他空出手来打开通讯器,在那人“诶你别……”的呼声中按下索兰的名字。
“草, 你这人怎么一点商量都不打的,老子好不容易才出来透透气。”男人被时砚的操作震惊到了,英俊的脸上闪过一丝错愕。
但他站着也没有要跑的意思。
通讯接通了,索兰显然还没有发现情况,声音疑惑:“时砚?这么晚给我打通讯干什么?”
时砚不带情绪地看了一眼对面的人,男人却莫名觉得他眼神里有一点笑意。
时砚对着通讯那头道:“没什么,只是在走廊里遇见了个行迹诡异的人,想问问你认不认识。”
索兰一开始还没反应过来:“行迹诡异?不能啊,我这儿守卫很严的……”
“草,”他说到一半猛地变换了语气,“时砚,麻烦你帮我盯着他别让他跑了,我现在就过去。”
只是帮个小忙,时砚没有意见:“好。”
他垂眸看了眼怀里睡得没心没肺的温言,轻轻将他身上裹着的大衣往上提了提,盖住脖子以下。

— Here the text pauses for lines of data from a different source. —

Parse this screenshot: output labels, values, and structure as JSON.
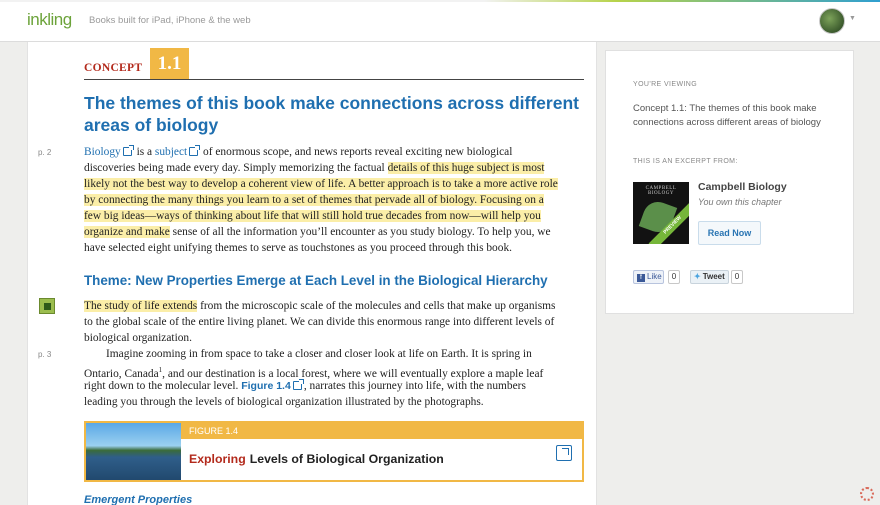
{
  "header": {
    "logo": "inkling",
    "tagline": "Books built for iPad, iPhone & the web"
  },
  "article": {
    "concept_label": "CONCEPT",
    "concept_number": "1.1",
    "title_line1": "The themes of this book make connections across different",
    "title_line2": "areas of biology",
    "page_markers": [
      "p. 2",
      "p. 3"
    ],
    "para1": {
      "l1_link1": "Biology",
      "l1_mid": " is a ",
      "l1_link2": "subject",
      "l1_rest": " of enormous scope, and news reports reveal exciting new biological",
      "l2_plain": "discoveries being made every day. Simply memorizing the factual ",
      "l2_hl": "details of this huge subject is most",
      "l3_hl": "likely not the best way to develop a coherent view of life. A better approach is to take a more active role",
      "l4_hl": "by connecting the many things you learn to a set of themes that pervade all of biology. Focusing on a",
      "l5_hl": "few big ideas—ways of thinking about life that will still hold true decades from now—will help you",
      "l6_hl": "organize and make",
      "l6_rest": " sense of all the information you’ll encounter as you study biology. To help you, we",
      "l7": "have selected eight unifying themes to serve as touchstones as you proceed through this book."
    },
    "theme_heading": "Theme: New Properties Emerge at Each Level in the Biological Hierarchy",
    "para2": {
      "l1_hl": "The study of life extends",
      "l1_rest": " from the microscopic scale of the molecules and cells that make up organisms",
      "l2": "to the global scale of the entire living planet. We can divide this enormous range into different levels of",
      "l3": "biological organization."
    },
    "para3": {
      "l1": "Imagine zooming in from space to take a closer and closer look at life on Earth. It is spring in",
      "l2_a": "Ontario, Canada",
      "l2_sup": "1",
      "l2_b": ", and our destination is a local forest, where we will eventually explore a maple leaf",
      "l3_a": "right down to the molecular level. ",
      "l3_link": "Figure 1.4",
      "l3_b": ", narrates this journey into life, with the numbers",
      "l4": "leading you through the levels of biological organization illustrated by the photographs."
    },
    "figure": {
      "label": "FIGURE 1.4",
      "exploring": "Exploring",
      "title": "Levels of Biological Organization"
    },
    "emergent_heading": "Emergent Properties"
  },
  "sidebar": {
    "viewing_label": "YOU'RE VIEWING",
    "viewing_text": "Concept 1.1: The themes of this book make connections across different areas of biology",
    "excerpt_label": "THIS IS AN EXCERPT FROM:",
    "cover_text": "CAMPBELL BIOLOGY",
    "cover_ribbon": "PREVIEW",
    "book_title": "Campbell Biology",
    "ownership": "You own this chapter",
    "read_button": "Read Now",
    "like_label": "Like",
    "like_count": "0",
    "tweet_label": "Tweet",
    "tweet_count": "0"
  },
  "colors": {
    "link_blue": "#1f6fb0",
    "concept_red": "#b32a1c",
    "accent_gold": "#f1b845",
    "highlight": "#fbeea8"
  }
}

那男人不知什么时候跳上了窗户,在往外延伸的窗台上坐下,一条腿伸出去在半空晃荡,脚腕处反光的锁链被时砚看了个正着。
“喂,我说,兄弟,咱俩没仇没怨的,你干嘛告状。”男人看样子是真的不打算逃跑,他还有心思和时砚聊起天来。
时砚见他声音并不大,吵不醒温言,便也没有制止,只是没什么聊天的心思,简单地回应了一句:“顺手。”
那男人一噎,没想到是这么个朴实无华的理由。
两人不尴不尬地聊了两句,多数是男人在说,时砚在听,偶尔给他一句回应。